Appropriation no 1 – se souvenir de Thomas de Keyser, 2018

Les belles étrangetés de Claudie Gagnon

Claudie Gagnon maîtrise l’art des oxymores. Elle conjugue habilement le beau et le monstrueux, le bâtard et le sublime, le contemporain et l’ancien. Contrefaçons, son premier solo à la Galerie 3, ne fait pas exception; des tableaux incongrus de l’histoire de l’art portent la patine humoristique décalée des séances de studio de photo des grandes surfaces.

Après tout, est-il plus désuet de se faire tirer le portrait chez Walmart en famille, dans des mises en scène douteuses, que de perpétuer la tradition du tableau vivant?

«Je m’intéresse aux studios de photos, à cette pratique en train de disparaître et au côté un peu figé du résultat», souligne Claudie Gagnon.

L’été dernier, elle a transformé la Galerie 3 en studio. Pour chaque réinterprétation souhaitée, elle a écrit un scénario, dirigé ses modèles, leur a croqué le portrait et en a tiré des centaines de clichés. Ce printemps, elle expose sa meilleure sélection, encadrée sous verre et sertie de poudre d’or.

En parcourant la galerie, le visiteur a l’étrange impression que les personnages le suivent du regard, comme s’il se trouvait dans un château hanté. Claudie Gagnon a d’ailleurs collé ou redessiné plusieurs yeux sur ses photographies, ce qui en exacerbe l’étrangeté.

Devant la collection hommage aux peintres oubliés, l’érudit reconnaîtra les quatre messieurs à collerettes du Néerlandais Thomas de Keyser. L’observateur s’attardera aux positions singulièrement bizarres des mains, aux cotons ouatés noirs que portent les modèles et à la bâtardise des accessoires (patates et fils de téléphone) qu’ils tiennent le plus sérieusement du monde.

Devant le portrait de famille inquiétant et insolite Appropriation no 7, à Ken Currie (respect) on se prend à penser au jeu Clue, aux protagonistes des romans d’Agatha Christie ou à l’affiche possible d’une pièce de théâtre hyperréaliste présentant un drame familial tordu.

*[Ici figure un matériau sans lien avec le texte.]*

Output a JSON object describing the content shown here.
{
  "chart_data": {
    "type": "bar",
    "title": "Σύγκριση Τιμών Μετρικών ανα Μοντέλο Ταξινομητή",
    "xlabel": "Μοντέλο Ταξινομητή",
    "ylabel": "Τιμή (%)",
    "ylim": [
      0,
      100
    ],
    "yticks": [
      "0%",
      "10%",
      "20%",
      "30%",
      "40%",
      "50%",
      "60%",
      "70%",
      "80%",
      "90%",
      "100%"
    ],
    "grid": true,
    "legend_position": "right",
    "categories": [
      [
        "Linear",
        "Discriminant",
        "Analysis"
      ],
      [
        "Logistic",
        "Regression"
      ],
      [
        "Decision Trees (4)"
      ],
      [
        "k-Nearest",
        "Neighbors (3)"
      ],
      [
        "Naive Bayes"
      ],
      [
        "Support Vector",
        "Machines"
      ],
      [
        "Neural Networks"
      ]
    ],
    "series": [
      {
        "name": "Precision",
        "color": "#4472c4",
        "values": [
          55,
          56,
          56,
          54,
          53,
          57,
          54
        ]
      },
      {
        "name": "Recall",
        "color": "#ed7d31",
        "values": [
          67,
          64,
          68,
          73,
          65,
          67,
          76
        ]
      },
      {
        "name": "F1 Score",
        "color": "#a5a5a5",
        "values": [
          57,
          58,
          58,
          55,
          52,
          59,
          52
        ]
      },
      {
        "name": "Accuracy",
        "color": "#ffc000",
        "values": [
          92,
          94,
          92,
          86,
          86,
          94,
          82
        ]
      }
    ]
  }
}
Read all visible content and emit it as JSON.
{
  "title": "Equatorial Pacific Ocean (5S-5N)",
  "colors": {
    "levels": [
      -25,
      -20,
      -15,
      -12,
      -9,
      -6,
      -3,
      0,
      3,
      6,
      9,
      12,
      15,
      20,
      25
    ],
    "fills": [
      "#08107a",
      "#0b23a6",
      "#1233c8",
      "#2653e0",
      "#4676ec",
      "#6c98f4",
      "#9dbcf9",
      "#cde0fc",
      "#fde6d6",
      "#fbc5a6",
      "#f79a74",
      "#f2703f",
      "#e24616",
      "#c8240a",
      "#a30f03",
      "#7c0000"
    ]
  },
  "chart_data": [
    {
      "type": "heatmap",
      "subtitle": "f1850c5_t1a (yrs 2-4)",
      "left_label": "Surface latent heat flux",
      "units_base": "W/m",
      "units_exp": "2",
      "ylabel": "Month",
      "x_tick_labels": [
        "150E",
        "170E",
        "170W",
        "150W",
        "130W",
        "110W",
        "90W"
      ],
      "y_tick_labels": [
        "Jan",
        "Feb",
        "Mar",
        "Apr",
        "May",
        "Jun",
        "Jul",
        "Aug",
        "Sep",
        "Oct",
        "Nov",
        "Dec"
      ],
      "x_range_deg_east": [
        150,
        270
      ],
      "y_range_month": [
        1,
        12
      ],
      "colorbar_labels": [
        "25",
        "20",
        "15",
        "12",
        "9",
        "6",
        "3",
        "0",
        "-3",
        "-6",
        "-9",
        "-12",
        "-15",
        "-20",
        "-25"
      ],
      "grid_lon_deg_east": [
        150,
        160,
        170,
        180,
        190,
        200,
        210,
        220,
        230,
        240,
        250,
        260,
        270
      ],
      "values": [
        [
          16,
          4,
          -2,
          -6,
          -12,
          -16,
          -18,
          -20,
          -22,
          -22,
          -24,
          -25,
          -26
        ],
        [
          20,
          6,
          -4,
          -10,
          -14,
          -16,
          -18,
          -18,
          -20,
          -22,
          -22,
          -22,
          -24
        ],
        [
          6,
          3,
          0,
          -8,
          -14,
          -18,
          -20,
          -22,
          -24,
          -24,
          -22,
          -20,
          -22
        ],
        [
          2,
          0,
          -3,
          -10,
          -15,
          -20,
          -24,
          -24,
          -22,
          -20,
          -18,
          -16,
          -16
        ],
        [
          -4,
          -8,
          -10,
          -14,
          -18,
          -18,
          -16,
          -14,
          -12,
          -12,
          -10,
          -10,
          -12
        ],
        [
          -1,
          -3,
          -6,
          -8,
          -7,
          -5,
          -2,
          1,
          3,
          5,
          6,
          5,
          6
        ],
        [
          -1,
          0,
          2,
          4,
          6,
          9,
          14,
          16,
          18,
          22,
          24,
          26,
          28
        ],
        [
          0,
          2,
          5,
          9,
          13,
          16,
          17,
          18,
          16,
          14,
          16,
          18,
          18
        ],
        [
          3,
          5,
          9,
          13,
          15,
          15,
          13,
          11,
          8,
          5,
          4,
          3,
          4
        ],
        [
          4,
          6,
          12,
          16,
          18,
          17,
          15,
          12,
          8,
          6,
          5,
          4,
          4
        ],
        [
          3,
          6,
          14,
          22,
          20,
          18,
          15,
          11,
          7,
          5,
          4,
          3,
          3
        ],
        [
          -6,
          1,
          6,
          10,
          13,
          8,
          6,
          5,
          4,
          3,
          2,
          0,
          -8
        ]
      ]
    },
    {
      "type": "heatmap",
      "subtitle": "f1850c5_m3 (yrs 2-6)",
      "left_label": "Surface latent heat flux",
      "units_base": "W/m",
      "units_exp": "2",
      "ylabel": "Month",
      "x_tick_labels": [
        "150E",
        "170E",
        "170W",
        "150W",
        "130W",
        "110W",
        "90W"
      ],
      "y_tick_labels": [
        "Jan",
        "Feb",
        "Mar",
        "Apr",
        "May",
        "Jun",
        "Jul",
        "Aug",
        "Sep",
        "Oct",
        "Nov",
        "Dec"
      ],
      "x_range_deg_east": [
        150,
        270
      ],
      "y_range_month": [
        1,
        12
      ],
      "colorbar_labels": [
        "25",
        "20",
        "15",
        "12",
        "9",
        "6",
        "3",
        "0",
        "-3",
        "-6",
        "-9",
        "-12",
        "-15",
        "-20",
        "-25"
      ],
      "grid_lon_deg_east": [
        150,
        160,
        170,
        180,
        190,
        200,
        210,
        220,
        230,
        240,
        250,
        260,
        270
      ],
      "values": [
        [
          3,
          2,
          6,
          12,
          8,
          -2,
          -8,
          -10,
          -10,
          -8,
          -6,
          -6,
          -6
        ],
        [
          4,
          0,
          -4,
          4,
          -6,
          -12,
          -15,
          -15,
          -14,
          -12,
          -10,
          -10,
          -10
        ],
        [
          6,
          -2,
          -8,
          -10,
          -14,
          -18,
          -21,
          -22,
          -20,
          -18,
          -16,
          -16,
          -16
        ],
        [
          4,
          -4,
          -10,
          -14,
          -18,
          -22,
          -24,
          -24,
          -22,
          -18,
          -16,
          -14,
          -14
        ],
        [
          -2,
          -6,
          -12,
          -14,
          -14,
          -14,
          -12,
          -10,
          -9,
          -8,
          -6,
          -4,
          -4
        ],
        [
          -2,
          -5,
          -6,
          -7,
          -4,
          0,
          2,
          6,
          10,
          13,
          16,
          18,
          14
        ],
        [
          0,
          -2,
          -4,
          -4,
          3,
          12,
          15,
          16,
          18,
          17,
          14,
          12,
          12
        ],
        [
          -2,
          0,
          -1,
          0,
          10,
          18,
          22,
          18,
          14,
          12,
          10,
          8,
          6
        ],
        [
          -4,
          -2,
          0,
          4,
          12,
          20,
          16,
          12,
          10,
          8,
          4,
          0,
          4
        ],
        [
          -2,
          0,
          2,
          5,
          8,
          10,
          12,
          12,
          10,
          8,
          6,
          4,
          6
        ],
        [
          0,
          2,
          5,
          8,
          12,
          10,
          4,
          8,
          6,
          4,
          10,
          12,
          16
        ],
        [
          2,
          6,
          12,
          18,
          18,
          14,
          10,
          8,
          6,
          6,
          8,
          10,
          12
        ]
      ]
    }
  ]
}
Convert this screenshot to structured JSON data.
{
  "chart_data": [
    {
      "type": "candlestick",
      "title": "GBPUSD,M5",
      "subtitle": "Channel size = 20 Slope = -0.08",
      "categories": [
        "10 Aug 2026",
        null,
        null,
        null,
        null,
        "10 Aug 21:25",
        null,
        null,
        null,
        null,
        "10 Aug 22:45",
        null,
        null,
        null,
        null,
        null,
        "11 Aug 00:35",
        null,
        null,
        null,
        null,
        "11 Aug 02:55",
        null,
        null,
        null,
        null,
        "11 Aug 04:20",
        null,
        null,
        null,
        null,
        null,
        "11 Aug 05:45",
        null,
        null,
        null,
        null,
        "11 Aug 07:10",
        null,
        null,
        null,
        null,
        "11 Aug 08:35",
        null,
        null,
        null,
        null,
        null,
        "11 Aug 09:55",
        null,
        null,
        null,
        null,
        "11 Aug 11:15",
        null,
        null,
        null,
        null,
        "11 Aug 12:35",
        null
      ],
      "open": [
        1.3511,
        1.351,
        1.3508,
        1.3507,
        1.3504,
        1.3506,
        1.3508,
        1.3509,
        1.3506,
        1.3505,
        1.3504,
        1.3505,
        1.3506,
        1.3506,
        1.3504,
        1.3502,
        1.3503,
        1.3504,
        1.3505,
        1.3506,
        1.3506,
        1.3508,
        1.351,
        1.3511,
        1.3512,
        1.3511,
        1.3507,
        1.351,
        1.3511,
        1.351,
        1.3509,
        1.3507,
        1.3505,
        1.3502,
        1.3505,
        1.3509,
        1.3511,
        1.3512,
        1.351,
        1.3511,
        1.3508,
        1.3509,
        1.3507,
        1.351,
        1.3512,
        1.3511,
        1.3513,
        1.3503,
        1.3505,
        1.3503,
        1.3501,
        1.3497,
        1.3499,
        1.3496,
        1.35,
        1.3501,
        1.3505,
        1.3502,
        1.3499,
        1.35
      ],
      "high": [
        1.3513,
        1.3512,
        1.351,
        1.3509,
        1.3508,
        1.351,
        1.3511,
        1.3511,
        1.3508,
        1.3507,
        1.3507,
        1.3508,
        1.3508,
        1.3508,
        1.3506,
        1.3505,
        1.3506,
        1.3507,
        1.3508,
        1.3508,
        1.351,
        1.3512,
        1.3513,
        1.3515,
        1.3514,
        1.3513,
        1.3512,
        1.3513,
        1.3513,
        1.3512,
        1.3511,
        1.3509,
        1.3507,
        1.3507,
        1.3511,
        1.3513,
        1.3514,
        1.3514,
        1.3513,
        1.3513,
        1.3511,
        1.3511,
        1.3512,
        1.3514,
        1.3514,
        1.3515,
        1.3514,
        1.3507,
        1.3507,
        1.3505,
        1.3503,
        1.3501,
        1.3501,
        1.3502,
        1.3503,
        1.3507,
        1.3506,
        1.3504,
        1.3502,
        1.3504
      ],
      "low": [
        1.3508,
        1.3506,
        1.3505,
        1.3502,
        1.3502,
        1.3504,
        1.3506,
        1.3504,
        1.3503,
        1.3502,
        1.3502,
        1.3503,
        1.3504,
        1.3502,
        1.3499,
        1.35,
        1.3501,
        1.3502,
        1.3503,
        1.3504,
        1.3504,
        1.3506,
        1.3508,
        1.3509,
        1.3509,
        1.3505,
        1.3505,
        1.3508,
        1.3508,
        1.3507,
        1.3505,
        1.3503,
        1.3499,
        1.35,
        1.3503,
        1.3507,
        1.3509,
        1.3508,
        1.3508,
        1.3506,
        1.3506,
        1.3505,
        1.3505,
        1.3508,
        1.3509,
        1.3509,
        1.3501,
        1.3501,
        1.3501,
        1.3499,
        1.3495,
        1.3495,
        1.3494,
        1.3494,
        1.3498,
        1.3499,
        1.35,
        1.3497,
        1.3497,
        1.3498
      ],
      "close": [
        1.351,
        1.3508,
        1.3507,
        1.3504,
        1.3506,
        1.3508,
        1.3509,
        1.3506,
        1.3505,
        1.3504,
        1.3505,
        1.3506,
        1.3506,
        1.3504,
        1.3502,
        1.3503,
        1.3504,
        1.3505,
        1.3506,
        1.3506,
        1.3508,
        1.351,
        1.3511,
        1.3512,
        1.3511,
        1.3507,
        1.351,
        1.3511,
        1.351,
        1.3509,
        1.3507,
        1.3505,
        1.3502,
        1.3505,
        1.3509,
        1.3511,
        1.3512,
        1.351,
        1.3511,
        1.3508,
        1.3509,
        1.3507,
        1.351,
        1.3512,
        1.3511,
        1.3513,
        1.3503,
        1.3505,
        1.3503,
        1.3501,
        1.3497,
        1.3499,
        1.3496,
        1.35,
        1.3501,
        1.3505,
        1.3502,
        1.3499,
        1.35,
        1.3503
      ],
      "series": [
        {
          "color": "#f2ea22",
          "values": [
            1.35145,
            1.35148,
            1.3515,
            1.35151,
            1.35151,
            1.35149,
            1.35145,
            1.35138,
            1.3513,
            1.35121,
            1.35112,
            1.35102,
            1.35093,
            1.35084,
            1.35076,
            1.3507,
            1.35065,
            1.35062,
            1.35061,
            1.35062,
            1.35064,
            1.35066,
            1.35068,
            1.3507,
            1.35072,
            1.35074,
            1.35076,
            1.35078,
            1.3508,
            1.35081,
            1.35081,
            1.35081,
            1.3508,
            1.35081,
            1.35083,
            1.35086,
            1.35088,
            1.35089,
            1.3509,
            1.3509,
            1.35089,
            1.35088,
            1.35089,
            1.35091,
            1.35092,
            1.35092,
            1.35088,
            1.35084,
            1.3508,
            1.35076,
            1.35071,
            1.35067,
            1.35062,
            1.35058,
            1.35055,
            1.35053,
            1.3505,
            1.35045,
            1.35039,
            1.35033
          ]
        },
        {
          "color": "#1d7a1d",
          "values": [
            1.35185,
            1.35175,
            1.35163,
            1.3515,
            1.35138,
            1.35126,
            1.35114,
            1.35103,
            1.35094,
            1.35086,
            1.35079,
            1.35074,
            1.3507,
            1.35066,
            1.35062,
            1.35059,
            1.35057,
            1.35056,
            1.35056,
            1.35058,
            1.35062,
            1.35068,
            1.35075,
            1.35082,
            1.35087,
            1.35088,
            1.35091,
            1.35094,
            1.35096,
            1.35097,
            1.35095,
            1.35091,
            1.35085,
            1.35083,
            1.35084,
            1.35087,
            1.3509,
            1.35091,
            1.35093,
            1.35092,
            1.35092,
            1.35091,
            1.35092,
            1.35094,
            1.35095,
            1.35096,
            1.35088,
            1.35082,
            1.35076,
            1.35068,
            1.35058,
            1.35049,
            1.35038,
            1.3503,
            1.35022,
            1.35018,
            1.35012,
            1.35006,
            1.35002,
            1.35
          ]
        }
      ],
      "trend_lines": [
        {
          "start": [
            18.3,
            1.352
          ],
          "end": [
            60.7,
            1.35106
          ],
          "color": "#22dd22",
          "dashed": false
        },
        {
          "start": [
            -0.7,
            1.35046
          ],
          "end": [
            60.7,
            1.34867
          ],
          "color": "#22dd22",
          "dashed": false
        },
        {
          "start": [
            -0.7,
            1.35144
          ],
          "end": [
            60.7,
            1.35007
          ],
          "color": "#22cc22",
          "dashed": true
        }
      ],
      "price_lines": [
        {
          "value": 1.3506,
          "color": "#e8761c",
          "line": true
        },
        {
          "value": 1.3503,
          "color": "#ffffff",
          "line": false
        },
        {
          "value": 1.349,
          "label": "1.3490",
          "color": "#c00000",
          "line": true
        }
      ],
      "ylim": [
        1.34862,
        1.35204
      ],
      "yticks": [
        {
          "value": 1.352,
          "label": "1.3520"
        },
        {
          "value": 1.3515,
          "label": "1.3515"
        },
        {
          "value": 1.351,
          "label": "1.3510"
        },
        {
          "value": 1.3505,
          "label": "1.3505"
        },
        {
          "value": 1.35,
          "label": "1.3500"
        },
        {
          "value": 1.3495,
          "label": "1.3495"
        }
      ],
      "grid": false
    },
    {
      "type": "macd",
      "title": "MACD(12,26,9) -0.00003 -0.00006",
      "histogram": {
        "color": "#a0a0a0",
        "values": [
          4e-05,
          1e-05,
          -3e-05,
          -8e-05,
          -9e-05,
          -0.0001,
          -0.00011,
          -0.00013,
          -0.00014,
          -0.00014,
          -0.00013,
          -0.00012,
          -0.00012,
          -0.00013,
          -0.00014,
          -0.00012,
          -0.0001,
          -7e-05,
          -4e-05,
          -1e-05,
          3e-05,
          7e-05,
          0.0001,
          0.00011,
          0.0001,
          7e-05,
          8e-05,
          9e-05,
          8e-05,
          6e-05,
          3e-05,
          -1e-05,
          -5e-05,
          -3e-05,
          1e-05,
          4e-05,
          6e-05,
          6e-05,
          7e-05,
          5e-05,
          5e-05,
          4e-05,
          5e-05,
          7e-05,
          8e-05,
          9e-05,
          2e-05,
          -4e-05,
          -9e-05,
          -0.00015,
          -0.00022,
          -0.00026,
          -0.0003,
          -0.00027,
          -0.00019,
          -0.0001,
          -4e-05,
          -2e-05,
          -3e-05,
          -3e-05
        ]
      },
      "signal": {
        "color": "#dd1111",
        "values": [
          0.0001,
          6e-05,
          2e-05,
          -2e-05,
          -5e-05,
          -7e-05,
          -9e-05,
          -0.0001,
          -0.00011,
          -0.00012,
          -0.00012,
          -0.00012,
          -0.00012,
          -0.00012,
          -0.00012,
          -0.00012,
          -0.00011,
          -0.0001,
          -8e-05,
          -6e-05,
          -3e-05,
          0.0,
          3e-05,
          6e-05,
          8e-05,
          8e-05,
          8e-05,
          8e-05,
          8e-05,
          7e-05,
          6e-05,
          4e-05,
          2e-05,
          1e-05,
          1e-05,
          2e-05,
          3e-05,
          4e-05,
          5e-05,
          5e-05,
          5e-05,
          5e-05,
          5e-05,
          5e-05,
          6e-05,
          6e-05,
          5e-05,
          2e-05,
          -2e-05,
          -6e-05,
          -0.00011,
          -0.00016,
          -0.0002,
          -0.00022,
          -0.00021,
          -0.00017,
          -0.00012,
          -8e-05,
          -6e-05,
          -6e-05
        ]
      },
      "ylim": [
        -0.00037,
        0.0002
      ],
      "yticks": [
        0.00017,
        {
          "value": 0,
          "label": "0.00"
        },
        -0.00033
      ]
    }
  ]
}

Des personnages du graveur symboliste Odilon Redon — homme-cactus, ninja aux géraniums et autres superhéros improbables — semblent apparaître dans la nébuleuse de poudre d’or, appliquée sur la photographie et sur la vitre de l’encadrement. «Ça me permettait d’abstraire l’espace et en même temps de lui donner une profondeur infinie», explique Claudie Gagnon.

Claudie Gagnon, Les fantômes de Goya no2, 2018

Les «fantômes» de Goya, inspirés des horreurs de la guerre espagnole, «que le peintre caricaturait pour mieux les faire passer» apparaissent en camisoles, la clope au bec, en sciant le dos d’une vieille dame. «Sauf la cigarette, c’est une citation intégrale», assure l’artiste.

Elle a puisé dans son habituel bric-à-brac pour créer les costumes et accessoires des protagonistes. Le médium photographique et les rehauts de peinture contribuent à donner de la splendeur aux rebuts. Le gigantesque lac de fleurs d’un hommage à Jean-Louis Forain (contemporain de Toulouse-Lautrec apparemment friand des rapports glauques entre les danseuses et les hommes du monde) est en fait une marée de mouchoirs en papier.

Papillons, soucis et allergie, 2018

L’œuvre Papillons, soucis et allergies, «la seule où il n’y a pas de référence directe à une toile», note Claudie Gagnon, met en scène une petite famille royale, décorée de fleurs fanées, de couronnes de pacotille et de splendides papillons de papier. L’incartade filtre avec son univers théâtral et n’est pas sans rappeler la pièce Vie et mort du Roi boiteux de Jean-Pierre Ronfard.

La petite pièce au fond de la galerie accueille trois suspensions miniatures conçues avec des pipettes de laboratoire, des cheveux, du fil métallique, des insectes naturalisés, des images anatomiques… Les minilustres, presque des veilleuses, dira l’artiste, ont elles aussi des yeux inquiétants. «Ça donne l’impression que l’œuvre nous regarde. C’est un peu intimidant», constate Claudie Gagnon en laissant échapper un rire.

Jusqu’au 10 juin, à la galerie 3, 247 rue Saint-Vallier Est.